EUR: Temporary Strength. Bullish.

We are tactically bullish on the EUR despite the ECB essentially preannouncing further easing measures in March. A lot is already priced into the curve, with the markets currently expecting a 10bps reduction in the deposit rate from Draghi. Additional QE we do not think will be sufficient to bring the EUR materially lower. In order for the ECB to have a significant impact on the common currency, it will need to change expectations for the cost of funding. And currently, there seems to be strong resistance against bringing the deposit rate much lower.

GBP: Need to Watch Oil And Volatility. Neutral. 

GBP is one of the most sensitive currencies to volatility in the G10. Its sensitivity to oil prices has also increased over recent weeks as the UK equity market is heavily exposed to commodities. If risk appetite picks up this week in commodity markets then we could see GBP rally. However we would use this rebound to sell because the longer term issues still remain for the economy. We will be watching the conversations between David Cameron and the EU closely for a potential referendum date.

CHF: Selling CHF. Bearish. 

A risk rebound should add further momentum to the weakening CHF. Our bearish story, however, goes beyond the global economic outlook. Swiss 10 year bond yields remain below zero suggesting that pension funds and asset managers may have to look abroad for stronger returns, which would weaken the CHF. We continue to monitor the sight deposit data to see if the SNB has been intervening. We think the SNB prefers this method of easing over cutting rates in response to the ECB.

CAD: A Temporary Respite. Neutral.

We believe that CAD may see a temporary respite in an environment of stabilizing oil prices and a more cautious Fed. However, our medium term narrative remains unchanged. The great rotation that the BoC has been hoping for isn’t happening; manufacturing and non-commodity trade finished 2015 on a soft note and have shown little signs of rebound. Moreover, the Business Outlook Survey showed the weakest hiring and investment intentions since the crisis. We expect the BoC to shift toward a more dovish stance later this year, catalyzing more CAD weakness.

AUD: Picking Up Carry. Bullish. 

Chinese authorities have brought back a period of calm, keeping the USDCNY fix stable over the past week. Coupled with liquidity injections ahead of the lunar new year, this dampening of volatility is likely to temporary support carry trades. From a fundamental perspective, Australian inflation and growth numbers both surprised to the topside too. As such, this week we enter into tactical AUD longs against CHF.

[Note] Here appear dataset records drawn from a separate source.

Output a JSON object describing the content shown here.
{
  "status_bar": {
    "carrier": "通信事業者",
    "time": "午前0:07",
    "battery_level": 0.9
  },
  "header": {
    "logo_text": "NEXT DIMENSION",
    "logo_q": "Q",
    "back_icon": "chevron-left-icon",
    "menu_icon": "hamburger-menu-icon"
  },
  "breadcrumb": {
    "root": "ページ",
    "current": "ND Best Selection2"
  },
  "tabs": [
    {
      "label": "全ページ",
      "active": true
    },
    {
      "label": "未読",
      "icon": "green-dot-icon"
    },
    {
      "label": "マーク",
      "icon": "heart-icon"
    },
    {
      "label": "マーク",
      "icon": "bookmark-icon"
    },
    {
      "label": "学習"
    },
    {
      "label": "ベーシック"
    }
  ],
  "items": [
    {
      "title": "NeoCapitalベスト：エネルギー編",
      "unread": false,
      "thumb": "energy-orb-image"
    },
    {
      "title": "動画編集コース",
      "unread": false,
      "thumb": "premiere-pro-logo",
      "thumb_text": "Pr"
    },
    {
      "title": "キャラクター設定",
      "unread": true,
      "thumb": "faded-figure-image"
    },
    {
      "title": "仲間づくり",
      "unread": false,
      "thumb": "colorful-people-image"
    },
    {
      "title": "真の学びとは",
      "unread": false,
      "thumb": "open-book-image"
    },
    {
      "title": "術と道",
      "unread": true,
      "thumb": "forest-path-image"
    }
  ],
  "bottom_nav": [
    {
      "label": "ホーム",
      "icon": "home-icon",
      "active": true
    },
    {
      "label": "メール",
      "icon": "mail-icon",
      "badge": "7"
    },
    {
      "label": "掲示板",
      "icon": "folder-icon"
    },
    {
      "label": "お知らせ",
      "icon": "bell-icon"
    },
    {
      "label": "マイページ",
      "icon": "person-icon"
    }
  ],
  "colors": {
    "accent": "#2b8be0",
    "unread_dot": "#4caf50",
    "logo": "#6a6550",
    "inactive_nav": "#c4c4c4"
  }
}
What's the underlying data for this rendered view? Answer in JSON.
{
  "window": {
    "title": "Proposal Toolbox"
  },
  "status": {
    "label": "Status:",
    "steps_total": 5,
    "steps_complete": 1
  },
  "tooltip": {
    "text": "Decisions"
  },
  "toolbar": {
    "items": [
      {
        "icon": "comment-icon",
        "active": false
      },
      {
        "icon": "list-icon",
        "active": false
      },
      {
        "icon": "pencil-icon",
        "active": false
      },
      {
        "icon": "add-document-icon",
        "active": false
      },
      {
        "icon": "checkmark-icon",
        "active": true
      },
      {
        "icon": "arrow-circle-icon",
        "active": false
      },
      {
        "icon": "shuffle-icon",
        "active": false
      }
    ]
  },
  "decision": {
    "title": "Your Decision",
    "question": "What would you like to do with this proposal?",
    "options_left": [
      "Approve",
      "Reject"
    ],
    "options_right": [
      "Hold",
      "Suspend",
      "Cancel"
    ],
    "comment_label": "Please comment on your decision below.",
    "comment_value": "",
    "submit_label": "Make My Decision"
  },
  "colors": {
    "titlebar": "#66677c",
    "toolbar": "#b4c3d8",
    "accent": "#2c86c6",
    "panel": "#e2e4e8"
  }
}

NZD: Responding to Risk. Neutral.

The New Zealand economic outlook doesn’t seem to be picking up. Inflation is low, Fonterra has reduced its payout to farmers and milk auction prices continue to fall. Supported by a dovish RBNZ, there seem enough reasons to be short the NZD for the medium term. This week we would wait for the rebound to sell as risk appetite being supported should help the carry currencies. A better short postion would be against the AUD, which has broken out of its trend channel.